World refugee crisis escalates as NZ reaches quota for the first time in four years.

22 Jun 2023 by World Vision
World refugee crisis escalates as NZ reaches quota for the first time in four years.

  • More than eight in ten displaced families do not get enough food to meet their daily nutrition needs.
  • Financial pressure is forcing a quarter of all refugee families to keep their children out of school, with one in five being forced to send their children to work.
  • Significant numbers of families in Afghanistan and Niger report using child marriage as a coping mechanism for decreased income.
  • New Zealand has reached its refugee quota for the first time in four years.
Aid agency World Vision is warning that hunger and violence levels for the world’s refugees are spiralling, but assistance from countries like New Zealand is failing to keep pace.

On World Refugee Day, the child-focused organisation’s annual report on refugee and displaced families reveals sharp increases in hunger and violence against children.

The humanitarian organisation surveyed nearly 850 refugees in 18 different countries for its new report, Invisible and forgotten: Displaced children hungrier and at more risk.

The survey found:
  • Eight in ten families are unable to afford enough food to meet their daily nutritional needs.
  • The number of families who are borrowing from others in order to afford basic necessities has doubled since last year (up to 69% from 34%)
  • A quarter of families keep their children home from school due to financial pressures.
  • Half of refugee and internally displaced children report not having access to essential services such as safe shelter, emergency food and child protection services.
World Vision New Zealand’s Head of Advocacy and Justice, Rebekah Armstrong, says more people than ever before are on the move and there are currently more than 100 million people classified as refugees or internally displaced.

“The world is facing a refugee crisis. Conflict, climate change, and hunger are driving families and children from their homes and it’s vital that countries like New Zealand do their part as good global citizens and help families who have fled with nothing,” she says.

“New Zealand has finally met its refugee quota this year, but that doesn’t make up for the fact that more than 1,200 refugees have missed out on resettling here over the past three years.

“We know Covid-19 played a part and we applaud the steps taken to increase the numbers, but there’s still much more we can and should do.”

World Vision’s Senior Director Disaster Management, Amanda Rives, says the needs of children in places like Syria, Afghanistan and the Democratic Republic of Congo are greater than they have ever been.

“Today millions of children are struggling to exist in refugee camps. Too many are being forced to marry in order to survive. Too many are being forced to work in order to survive. They are hungry. They don’t get to go to school. They don’t get to have a childhood. And the world is forgetting about them,” she says.

This is the third year World Vision has surveyed forcibly displaced people and more families than ever before fear their children are at risk of violence (41% up from 30% in 2022).

“We are extremely concerned about the especially high rates of child marriage in Afghanistan and Niger. Many families there have no access to income and no access to food. They are being given an unimaginable choice – to let their children die from starvation or to sell one child into marriage so that they can eat. It is a decision that no parent should have to make and it is an outrage that this is happening in 2023,” Rives says.
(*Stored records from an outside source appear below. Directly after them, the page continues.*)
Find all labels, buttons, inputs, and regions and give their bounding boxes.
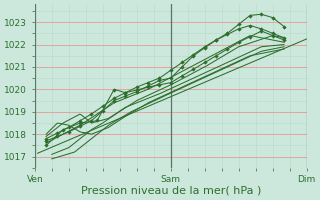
X-axis label: Pression niveau de la mer( hPa ): Pression niveau de la mer( hPa ) (81, 186, 261, 196)
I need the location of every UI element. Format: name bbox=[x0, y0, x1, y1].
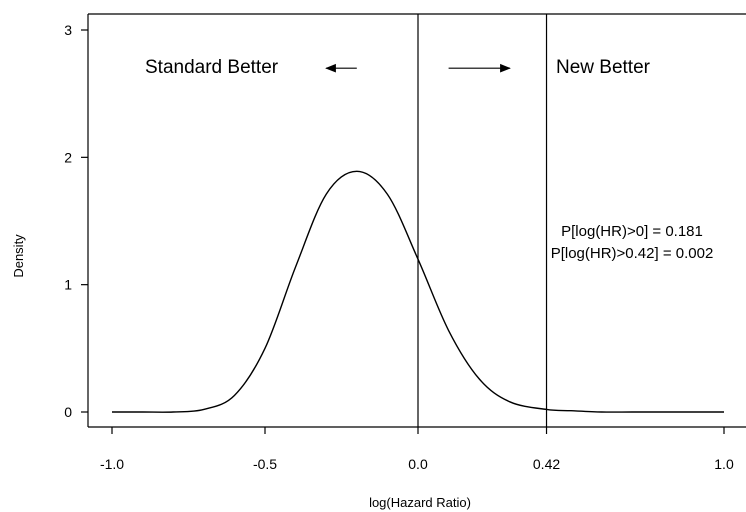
reference-lines bbox=[417, 14, 548, 427]
x-tick-label: -1.0 bbox=[100, 456, 124, 472]
y-tick-label: 1 bbox=[64, 277, 72, 293]
x-tick-label: -0.5 bbox=[253, 456, 277, 472]
density-curve bbox=[112, 170, 724, 413]
probability-annotation-1: P[log(HR)>0] = 0.181 bbox=[561, 223, 703, 240]
standard-better-label: Standard Better bbox=[145, 57, 279, 78]
x-tick-label: 0.0 bbox=[408, 456, 428, 472]
x-tick-label: 0.42 bbox=[533, 456, 560, 472]
y-tick-label: 0 bbox=[64, 404, 72, 420]
new-better-label: New Better bbox=[556, 57, 651, 78]
probability-annotation-2: P[log(HR)>0.42] = 0.002 bbox=[551, 245, 714, 262]
y-tick-label: 3 bbox=[64, 22, 72, 38]
axis-ticks: -1.0 -0.5 0.0 0.42 1.0 0 1 2 3 bbox=[64, 22, 734, 472]
x-axis-label: log(Hazard Ratio) bbox=[369, 495, 471, 510]
y-axis-label: Density bbox=[11, 234, 26, 278]
x-tick-label: 1.0 bbox=[714, 456, 734, 472]
y-tick-label: 2 bbox=[64, 149, 72, 165]
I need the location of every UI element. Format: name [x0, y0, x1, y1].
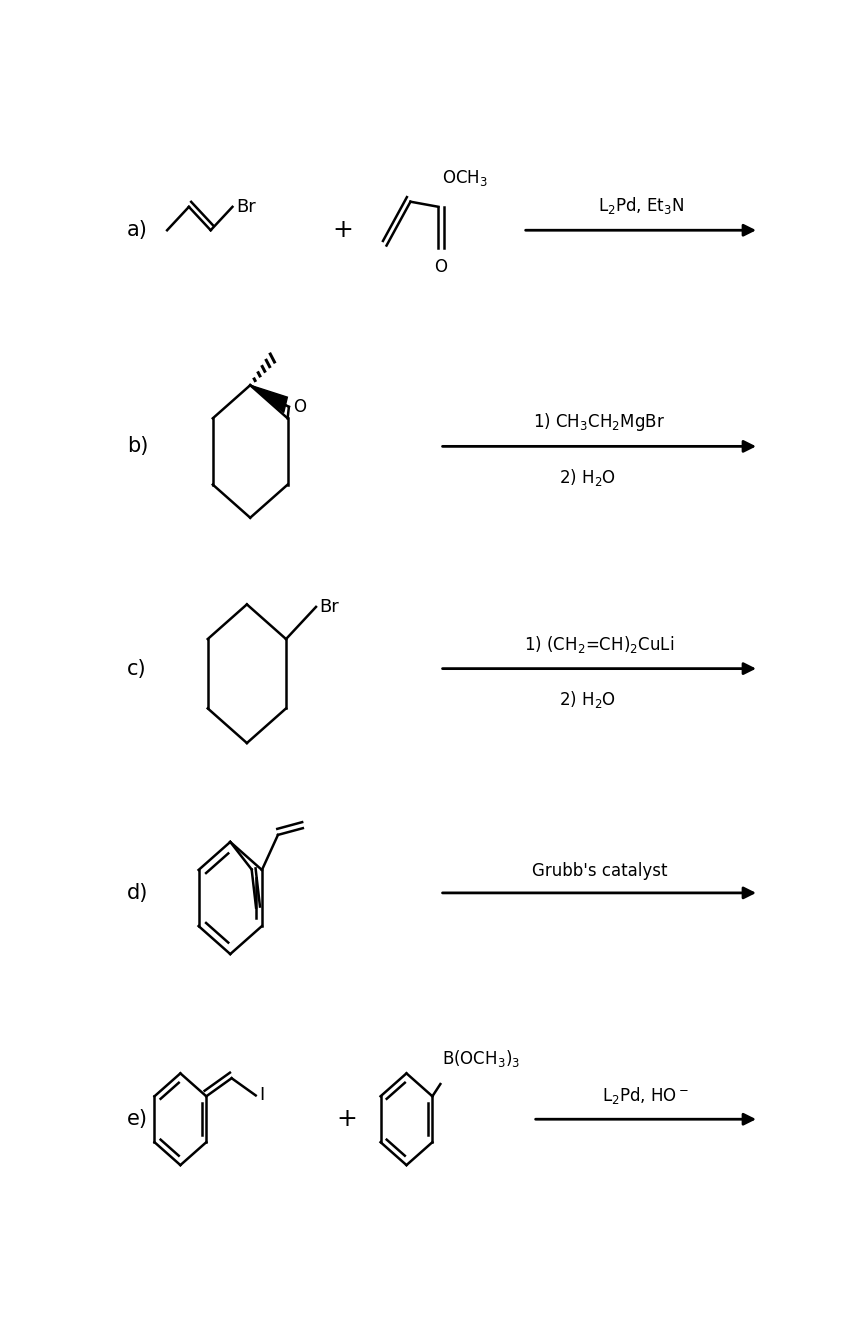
Text: 2) H$_2$O: 2) H$_2$O: [559, 688, 616, 710]
Text: 2) H$_2$O: 2) H$_2$O: [559, 467, 616, 487]
Text: O: O: [434, 258, 448, 275]
Text: a): a): [127, 220, 148, 240]
Text: O: O: [293, 399, 305, 416]
Text: c): c): [127, 658, 147, 679]
Text: d): d): [127, 883, 148, 903]
Text: +: +: [333, 218, 353, 242]
Polygon shape: [251, 385, 287, 413]
Text: +: +: [336, 1107, 357, 1131]
Text: 1) (CH$_2$=CH)$_2$CuLi: 1) (CH$_2$=CH)$_2$CuLi: [524, 634, 674, 655]
Text: I: I: [259, 1087, 264, 1104]
Text: L$_2$Pd, HO$^-$: L$_2$Pd, HO$^-$: [602, 1084, 689, 1106]
Text: L$_2$Pd, Et$_3$N: L$_2$Pd, Et$_3$N: [598, 195, 685, 216]
Text: B(OCH$_3$)$_3$: B(OCH$_3$)$_3$: [442, 1047, 520, 1068]
Text: Br: Br: [319, 598, 339, 616]
Text: OCH$_3$: OCH$_3$: [442, 168, 487, 188]
Text: b): b): [127, 437, 148, 457]
Text: e): e): [127, 1110, 148, 1129]
Text: Br: Br: [236, 197, 256, 216]
Text: 1) CH$_3$CH$_2$MgBr: 1) CH$_3$CH$_2$MgBr: [534, 412, 665, 433]
Text: Grubb's catalyst: Grubb's catalyst: [532, 862, 667, 879]
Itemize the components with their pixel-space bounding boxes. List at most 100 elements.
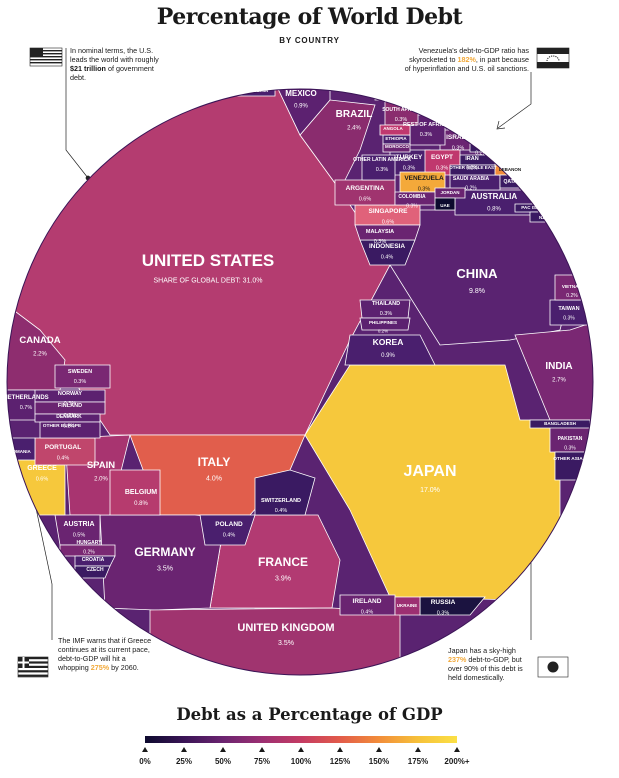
cell-uae [434, 197, 456, 211]
value-netherlands: 0.7% [20, 405, 33, 411]
value-rest-of-africa: 0.3% [420, 132, 433, 138]
label-spain: SPAIN [87, 460, 115, 471]
label-singapore: SINGAPORE [368, 208, 408, 215]
legend-tick-label: 0% [139, 757, 151, 766]
label-portugal: PORTUGAL [45, 444, 82, 451]
label-morocco: MOROCCO [385, 144, 409, 149]
label-turkey: TURKEY [396, 154, 423, 161]
label-iraq: IRAQ [475, 141, 488, 147]
value-belgium: 0.8% [134, 501, 148, 507]
label-united-states: UNITED STATES [142, 251, 275, 270]
value-spain: 2.0% [94, 476, 108, 482]
legend-tick-mark [454, 747, 460, 752]
legend-tick-label: 150% [369, 757, 389, 766]
note-japan-pre: Japan has a sky-high [448, 646, 516, 655]
label-sweden: SWEDEN [68, 369, 92, 375]
value-ireland: 0.4% [361, 609, 374, 615]
value-singapore: 0.6% [382, 219, 395, 225]
label-israel: ISRAEL [446, 134, 470, 141]
label-lebanon: LEBANON [499, 167, 521, 172]
label-puerto-rico: PUERTO RICO [238, 77, 266, 82]
label-poland: POLAND [215, 521, 243, 528]
label-brazil: BRAZIL [336, 109, 373, 120]
callout-us-line [65, 48, 89, 179]
value-denmark: 0.2% [63, 423, 75, 429]
value-colombia: 0.3% [406, 203, 418, 209]
label-iran: IRAN [465, 156, 478, 162]
legend-tick-label: 75% [254, 757, 270, 766]
value-venezuela: 0.3% [418, 186, 431, 192]
cell-malaysia [354, 224, 421, 241]
chart-title: Percentage of World Debt [156, 4, 463, 30]
callout-venezuela-arrow [496, 120, 506, 130]
label-colombia: COLOMBIA [398, 194, 426, 200]
label-china: CHINA [456, 266, 498, 281]
label-italy: ITALY [198, 455, 231, 469]
value-iraq: 0.2% [475, 150, 487, 156]
cell-sweden [54, 364, 111, 389]
label-france: FRANCE [258, 555, 308, 569]
cell-mexico [269, 89, 331, 136]
value-canada: 2.2% [33, 351, 47, 357]
value-saudi-arabia: 0.2% [465, 185, 477, 191]
label-switzerland: SWITZERLAND [261, 498, 301, 504]
label-vietnam: VIETNAM [562, 284, 583, 289]
label-korea: KOREA [373, 337, 404, 347]
cell-korea [344, 334, 436, 366]
value-italy: 4.0% [206, 475, 222, 482]
legend-ticks: 0% 25% 50% 75% 100% 125% 150% 175% 200%+ [139, 747, 470, 766]
label-croatia: CROATIA [82, 557, 105, 563]
note-us-pre: In nominal terms, the U.S. leads the wor… [70, 46, 159, 64]
value-japan: 17.0% [420, 487, 440, 494]
value-south-africa: 0.3% [395, 117, 408, 123]
legend-tick-label: 125% [330, 757, 350, 766]
greece-flag-icon [17, 656, 49, 678]
label-denmark: DENMARK [56, 414, 82, 420]
label-venezuela: VENEZUELA [404, 175, 444, 182]
label-japan: JAPAN [403, 463, 456, 480]
label-nigeria: NIGERIA [380, 88, 401, 94]
legend-title: Debt as a Percentage of GDP [176, 705, 443, 724]
value-iran: 0.2% [466, 165, 478, 171]
note-greece-post: by 2060. [109, 663, 139, 672]
legend-tick-label: 50% [215, 757, 231, 766]
label-norway: NORWAY [58, 391, 82, 397]
note-us-post: of government debt. [70, 64, 154, 82]
value-austria: 0.5% [73, 533, 86, 539]
label-greece: GREECE [27, 465, 57, 472]
label-qatar: QATAR [503, 179, 520, 185]
value-egypt: 0.3% [436, 165, 449, 171]
label-belgium: BELGIUM [125, 489, 157, 496]
value-israel: 0.3% [452, 145, 465, 151]
callout-greece-line [32, 493, 53, 640]
country-labels: UNITED STATES SHARE OF GLOBAL DEBT: 31.0%… [3, 77, 583, 647]
note-venezuela-pre: Venezuela's debt-to-GDP ratio has skyroc… [409, 46, 529, 64]
note-venezuela-post: , in part because of hyperinflation and … [404, 55, 529, 73]
note-japan-post: debt-to-GDP, but over 90% of this debt i… [448, 655, 523, 682]
cell-philippines [359, 317, 411, 331]
value-argentina: 0.6% [359, 196, 372, 202]
label-south-africa: SOUTH AFRICA [382, 107, 420, 113]
value-thailand: 0.3% [380, 311, 393, 317]
legend-tick-mark [337, 747, 343, 752]
value-nigeria: 0.2% [384, 97, 396, 103]
note-venezuela-hl: 182% [457, 55, 476, 64]
label-ethiopia: ETHIOPIA [385, 136, 407, 141]
label-pac-isles: PAC ISLES [521, 205, 544, 210]
legend-tick-label: 200%+ [444, 757, 469, 766]
cell-taiwan [549, 299, 593, 326]
label-romania: ROMANIA [9, 449, 31, 454]
label-other-europe: OTHER EUROPE [43, 423, 82, 429]
label-canada: CANADA [19, 335, 60, 346]
label-czech: CZECH [86, 567, 104, 573]
value-sweden: 0.3% [74, 379, 87, 385]
note-venezuela: Venezuela's debt-to-GDP ratio has skyroc… [402, 46, 529, 73]
legend: 0% 25% 50% 75% 100% 125% 150% 175% 200%+ [139, 736, 470, 766]
label-finland: FINLAND [58, 403, 82, 409]
label-other-middle-east: OTHER MIDDLE EAST [449, 165, 497, 170]
legend-gradient-bar [145, 736, 457, 743]
label-hungary: HUNGARY [76, 540, 102, 546]
cell-united-kingdom [149, 607, 401, 675]
cell-other-latin-america [361, 154, 396, 181]
label-nz: NZ [539, 215, 545, 220]
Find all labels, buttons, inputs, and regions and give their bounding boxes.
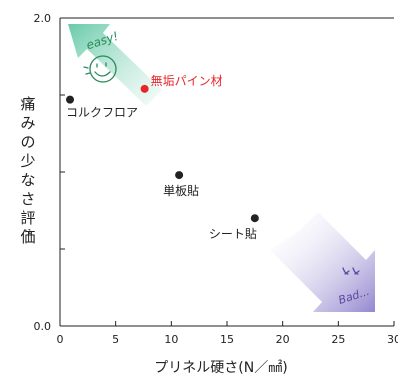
x-tick-label: 15 — [220, 333, 234, 346]
x-tick-label: 10 — [164, 333, 178, 346]
data-point-label: シート貼 — [209, 226, 257, 241]
x-tick-label: 25 — [331, 333, 345, 346]
data-point-label: コルクフロア — [66, 106, 138, 120]
data-point — [175, 171, 184, 180]
x-axis-label: プリネル硬さ(N／㎟) — [154, 360, 287, 376]
x-tick-label: 30 — [387, 333, 398, 346]
data-point — [140, 84, 149, 93]
y-tick-label-top: 2.0 — [34, 12, 52, 25]
bad-arrow — [270, 212, 375, 312]
bad-face-icon — [342, 267, 360, 275]
smiley-icon — [83, 55, 117, 83]
x-tick-label: 20 — [276, 333, 290, 346]
x-tick-label: 5 — [112, 333, 119, 346]
data-point-label: 単板貼 — [163, 183, 199, 198]
y-axis-label-note: *1 — [24, 228, 32, 236]
data-point — [66, 95, 75, 104]
data-point — [250, 214, 259, 223]
y-axis-label: 痛みの少なさ評価 — [20, 95, 36, 246]
data-point-label: 無垢パイン材 — [151, 73, 223, 88]
y-tick-label-bottom: 0.0 — [34, 320, 52, 333]
x-axis-ticks: 0 5 10 15 20 25 30 — [57, 321, 398, 346]
y-minor-ticks — [60, 94, 65, 250]
x-tick-label: 0 — [57, 333, 64, 346]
Most families surveyed by World Vision said that they had dreams of supporting their families and rebuilding their countries. However, with so many malnourished children out of school, and a lack of funding and assistance, the future for too many is bleak.

Armstrong says World Vision New Zealand has advocated for the New Zealand Government to provide assistance to both refugees from Ukraine and Afghanistan in recent years, but more resource needs to be put into community and settlement infrastructure so that we can meet our quota and exceed it.

“At a time when the world has more refugees than ever before, it’s not good enough to be failing to provide humanitarian assistance and good settlement experiences for refugees due to lack of resourcing.

“Refugees are agents of their own future. If they receive the help that they need, they can rebuild their lives and thrive in countries such as New Zealand. And they can in turn contribute much to our communities here,” she says.

“Refugees from protracted situations and displaced families need to be prioritised. Their children deserve a childhood. They deserve dignity. They deserve to be remembered. New Zealand needs to respond and play its part as a responsible global citizen and fulfil its refugee quota at the bare minimum,” she says.

In addition to advocating for refugees here in New Zealand, World Vision supports refugees in multiple countries around the world by providing emergency food, shelter, medical care, education and psychological support.

To help World Vision support children living in some of the world’s toughest places, you can donate at

Notes to editor:
  • World Vision is a Christian humanitarian organisation dedicated to working with children, families and their communities to tackle the root causes of poverty and injustice. World Vision serves all people, regardless of religion, race, ethnicity or gender.
  • The survey was conducted between March and April 2023 in 18 countries – Afghanistan, Brazil, Burkina Faso, Colombia, the DRC, Ecuador, El Salvador, Ethiopia, Guatemala, Honduras, Jordan, Mali, Nicaragua, Niger, Peru, South Sudan, Uganda, and Venezuela.
  • The survey used a mix of sampling methodologies (random, purposive, and convenience sampling) covering 847 households across all 18 countries, with the average number of 6 people per household. Please check the report annexes for full methodology.